- Shown within Sheffield
- Population: 23,489 (2011 census)
- Metropolitan borough: City of Sheffield;
- Metropolitan county: South Yorkshire;
- Region: Yorkshire and the Humber;
- Country: England
- Sovereign state: United Kingdom
- UK Parliament: Sheffield Attercliffe;
- Councillors: Dianne Hurst (Labour Party) Mazher Iqbal (Labour Party) Mary Lea (Labour Party)

= Darnall (ward) =

Electoral ward in the City of Sheffield, South Yorkshire, England

Darnall ward—which includes the districts of Attercliffe, Carbrook, Darnall, Tinsley, and parts of Handsworth—is one of the 28 electoral wards in City of Sheffield, South Yorkshire, England. It is located in the eastern part of the city and covers an area of 17.4 km^{2}. The population of this ward in 2011 was 23,489 people in 8,809 households. It is one of the wards that made up the Sheffield Attercliffe constituency, now the Sheffield South East constituency.

==Districts of Darnall ward==
===Attercliffe===

Attercliffe is an industrial suburb of northeast Sheffield.

Attercliffe stretches from the edge of the city centre of Sheffield to Carbrook.

Back in the 1880s, the district was populated by small terraced houses and a shopping area which stretched for over 3 miles along Attercliffe Road, Attercliffe Common and Sheffield Road towards Tinsley.

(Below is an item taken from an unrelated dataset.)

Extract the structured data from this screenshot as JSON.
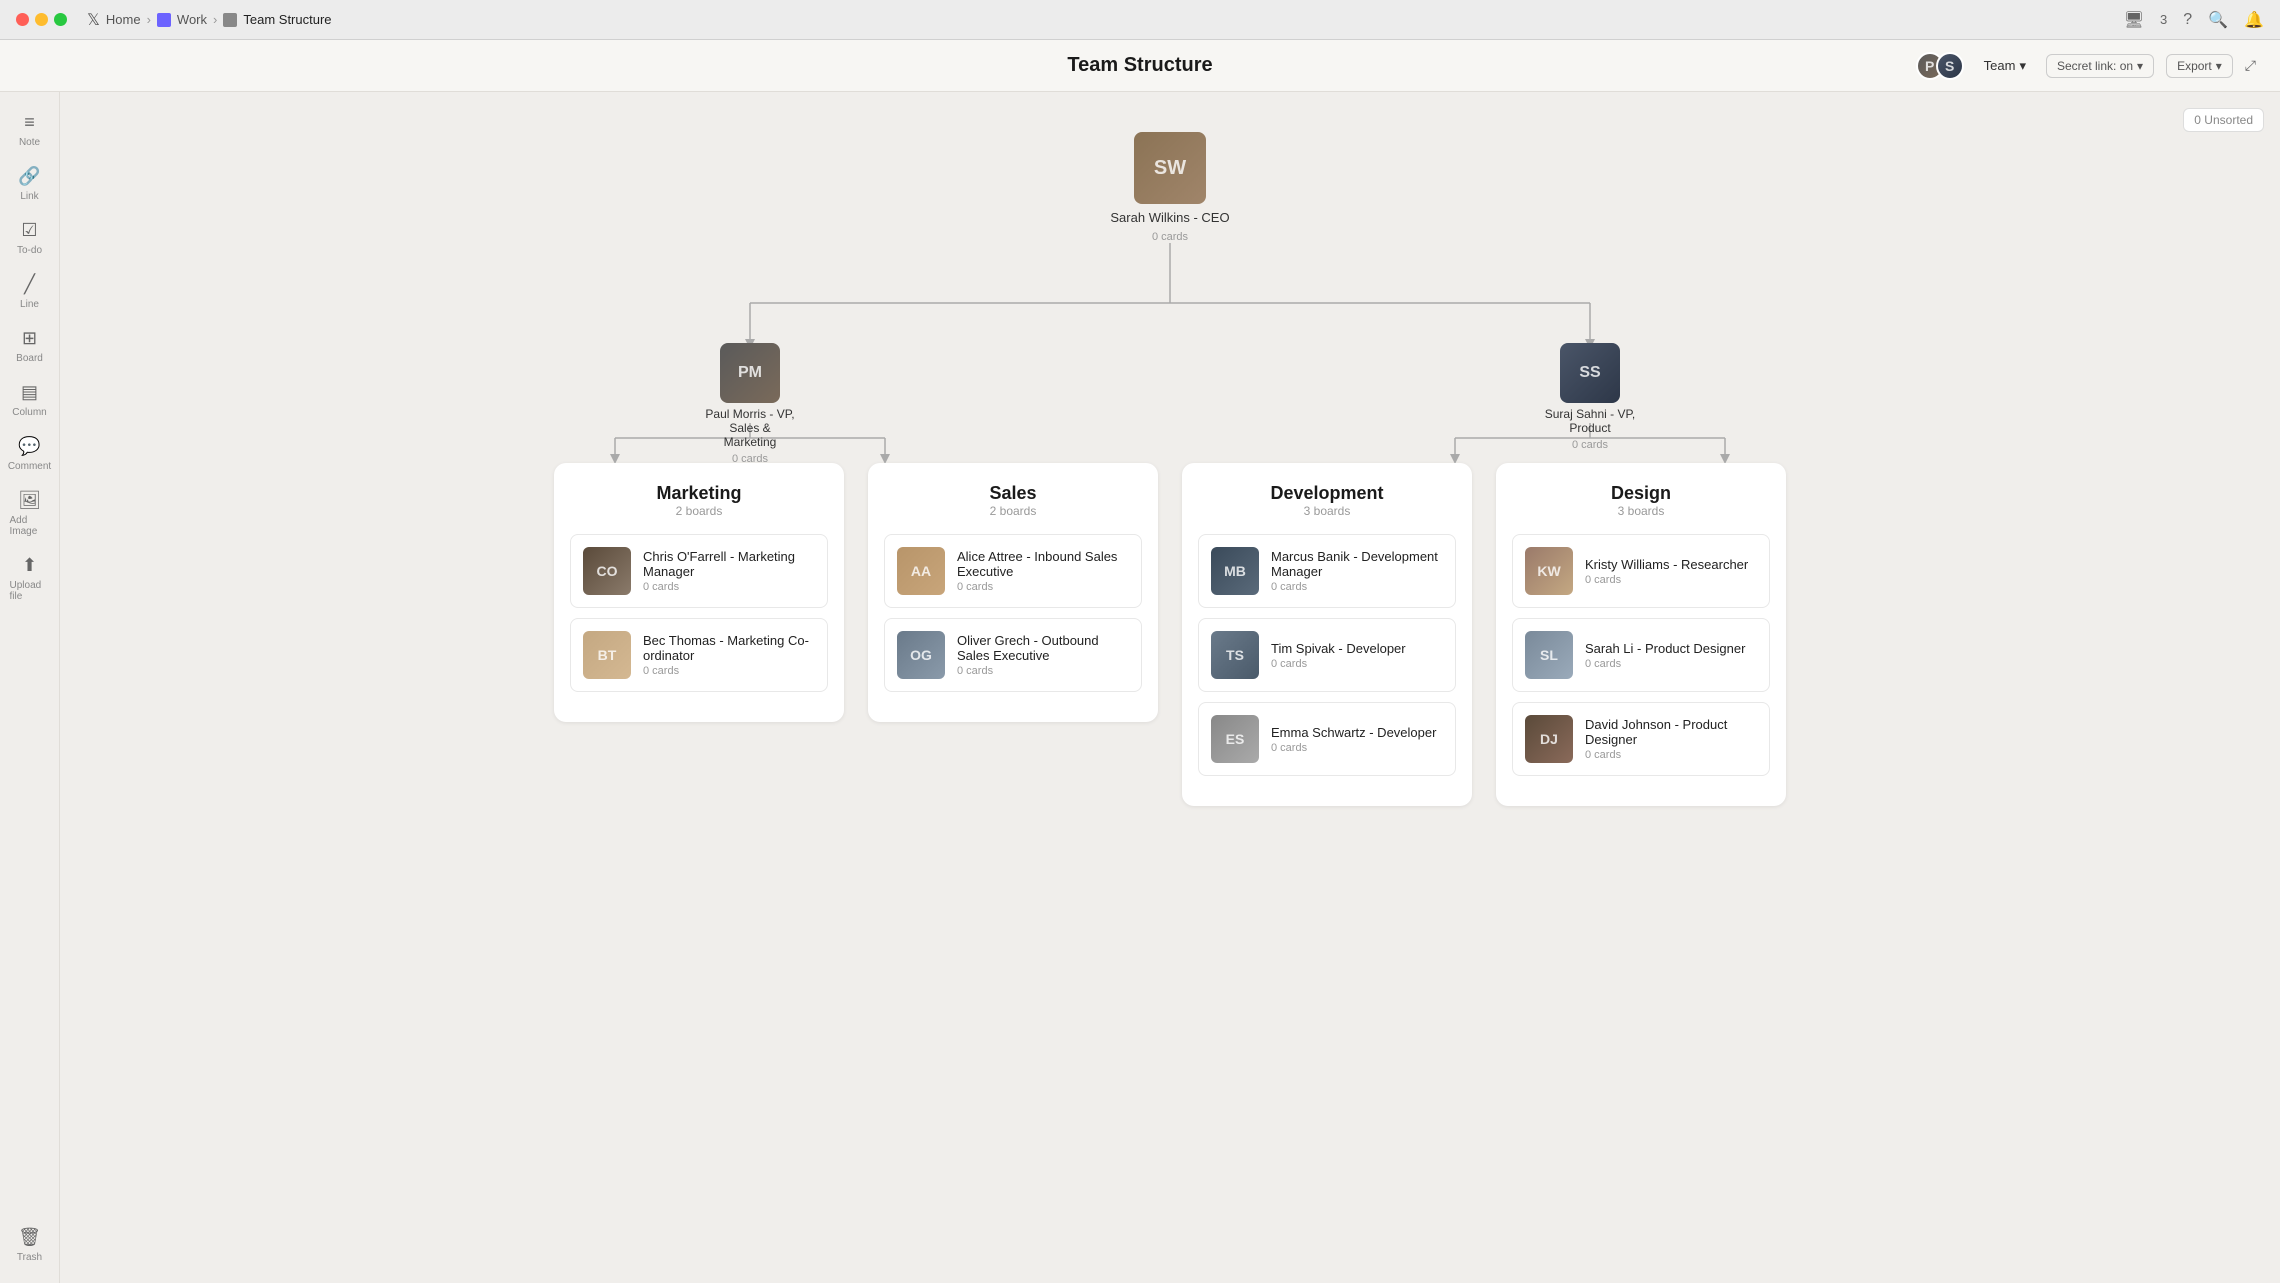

Remnants of this era still stand with the John Banner building, an early multi floor department store located on Attercliffe Road. Other buildings include the Adelphi cinema, Attercliffe Baths, Burton Building, Carbrook Hall and Attercliffe Church - a small building easy to miss tucked back from the main road into the city centre.

As for industry, Tinsley Wire and many other steelworks and light industrial companies survived alongside residential and small retail.

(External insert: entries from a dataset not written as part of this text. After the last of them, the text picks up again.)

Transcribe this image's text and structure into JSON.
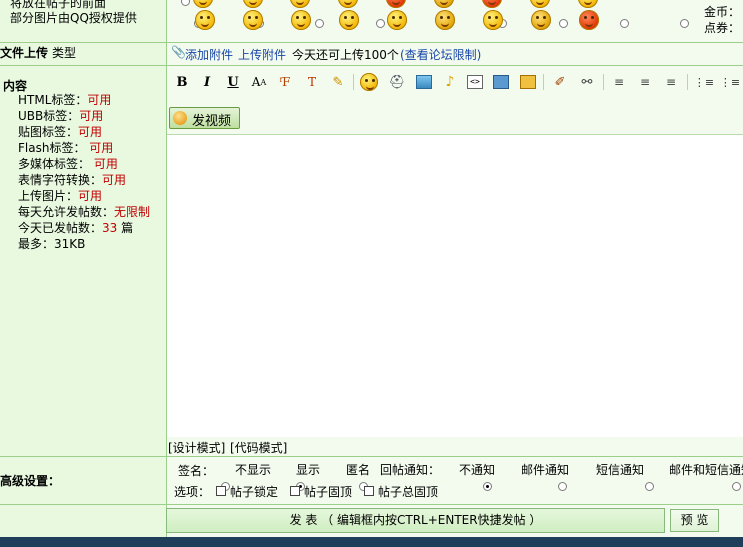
{
  "top": {
    "notice_line1": "将放在帖子的前面",
    "notice_line2": "部分图片由QQ授权提供",
    "gold_label": "金币：",
    "coupon_label": "点券："
  },
  "upload": {
    "label": "文件上传",
    "type_label": "类型",
    "add_attachment": "添加附件",
    "upload_attachment": "上传附件",
    "today_limit": "今天还可上传100个",
    "view_limit": "(查看论坛限制)"
  },
  "content": {
    "label": "内容",
    "rules": [
      {
        "name": "HTML标签：",
        "value": "可用"
      },
      {
        "name": "UBB标签：",
        "value": "可用"
      },
      {
        "name": "贴图标签：",
        "value": "可用"
      },
      {
        "name": "Flash标签：",
        "value": " 可用"
      },
      {
        "name": "多媒体标签：",
        "value": " 可用"
      },
      {
        "name": "表情字符转换：",
        "value": "可用"
      },
      {
        "name": "上传图片：",
        "value": "可用"
      },
      {
        "name": "每天允许发帖数：",
        "value": "无限制"
      }
    ],
    "posted_today_label": "今天已发帖数：",
    "posted_today_value": "33",
    "posted_today_unit": " 篇",
    "max_label": "最多：31KB"
  },
  "toolbar": {
    "bold": "B",
    "italic": "I",
    "underline": "U",
    "video_button": "发视频"
  },
  "editor": {
    "mode_design": "[设计模式]",
    "mode_code": "[代码模式]"
  },
  "advanced": {
    "label": "高级设置：",
    "signature_label": "签名：",
    "sig_hide": "不显示",
    "sig_show": "显示",
    "sig_anon": "匿名",
    "reply_notify_label": "回帖通知：",
    "notify_none": "不通知",
    "notify_mail": "邮件通知",
    "notify_sms": "短信通知",
    "notify_both": "邮件和短信通知",
    "options_label": "选项：",
    "opt_lock": "帖子锁定",
    "opt_top": "帖子固顶",
    "opt_total_top": "帖子总固顶"
  },
  "actions": {
    "submit": "发 表 （ 编辑框内按CTRL+ENTER快捷发帖 ）",
    "preview": "预 览"
  },
  "colors": {
    "panel_bg": "#e8f9e0",
    "border": "#9dcf8c",
    "accent_red": "#c00000",
    "link_blue": "#1a46a8"
  }
}
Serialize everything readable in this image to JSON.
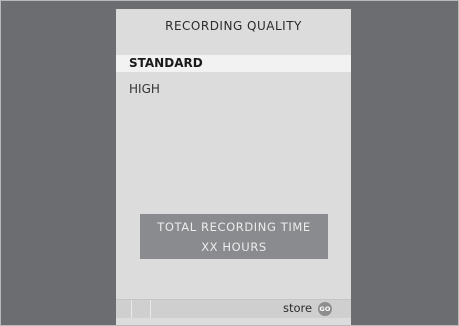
{
  "menu": {
    "title": "RECORDING QUALITY",
    "options": [
      {
        "label": "STANDARD",
        "selected": true
      },
      {
        "label": "HIGH",
        "selected": false
      }
    ]
  },
  "info_box": {
    "line1": "TOTAL RECORDING TIME",
    "line2": "XX HOURS"
  },
  "footer": {
    "store_label": "store",
    "go_icon_text": "GO"
  },
  "colors": {
    "frame_background": "#6c6d70",
    "panel_background": "#dcdcdc",
    "selected_row": "#f2f2f2",
    "info_box": "#8a8b8e"
  }
}
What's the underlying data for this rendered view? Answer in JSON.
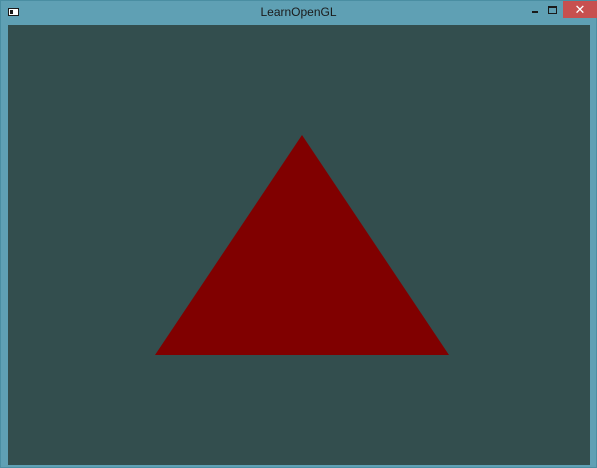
{
  "window": {
    "title": "LearnOpenGL",
    "icons": {
      "app": "app-window-icon",
      "minimize": "minimize-icon",
      "maximize": "maximize-icon",
      "close": "close-icon"
    },
    "close_glyph": "✕"
  },
  "scene": {
    "clear_color": "#334e4e",
    "triangle_color": "#800000",
    "frame_color": "#5fa0b4",
    "close_button_color": "#c7504f"
  }
}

During the December 1940 a German bombing campaign devastated the city centre of Sheffield. Attercliffe was also badly destroyed with destruction from the city centre across to Tinsley canal locks. It took until the 1990s rebuilding of the old residential area to re-use the former area of the district affected by this historic incident.

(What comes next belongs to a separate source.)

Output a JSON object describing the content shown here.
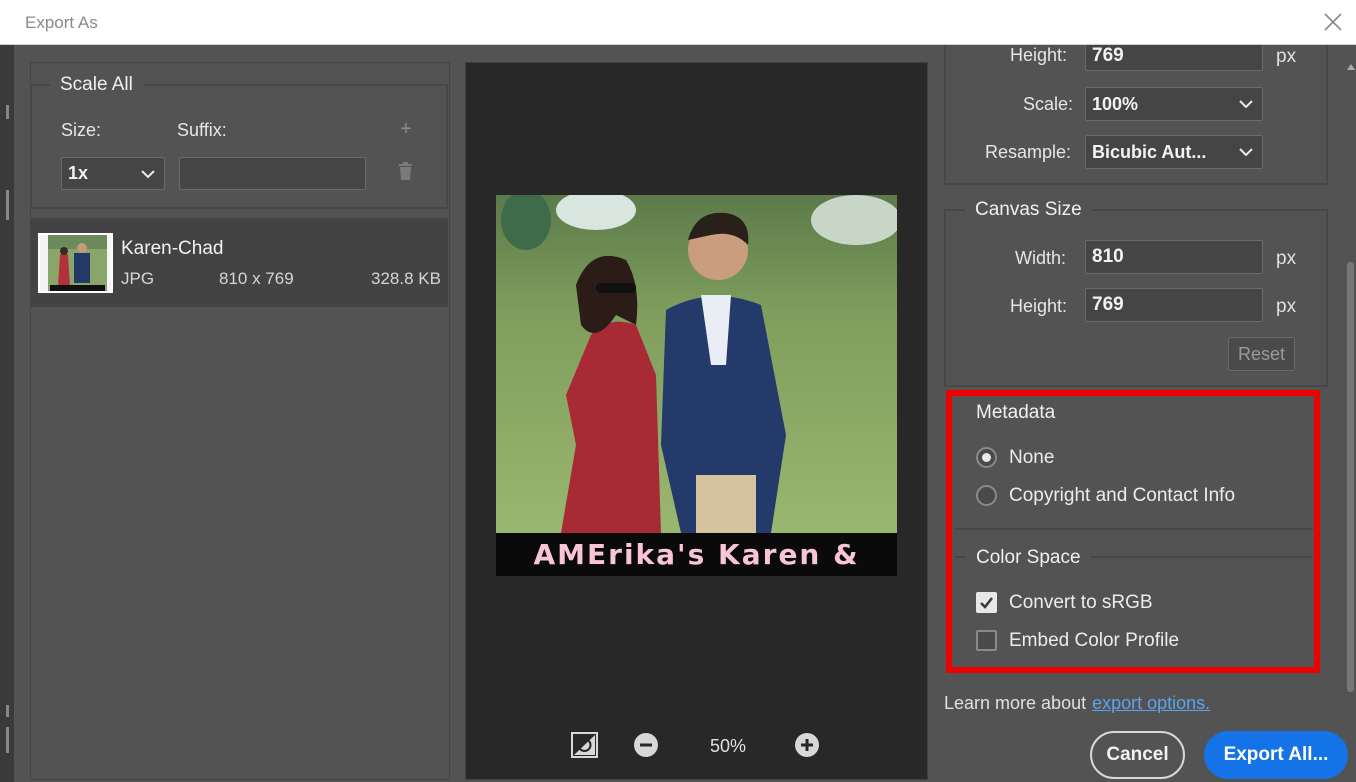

Traditional areas of Attercliffe now house an interesting mix of old established industry, Adult stores, carpet warehouses and discount stores - including the old John Banner building. Towards the east end of Attercliffe, the area has been regenerated with medium-sized business and a few remaining large steelworks.

===Carbrook===

Carbrook is an industrial area of Sheffield, to the north-east of Brightside.

=== Darnall ===

Darnall is a suburb of eastern Sheffield.

=== Tinsley ===

Tinsley is a district in the northeastern part of Sheffield.

=== Meadowhall ===

'Meadowhall' is the name of a large shopping centre in the Darnall ward.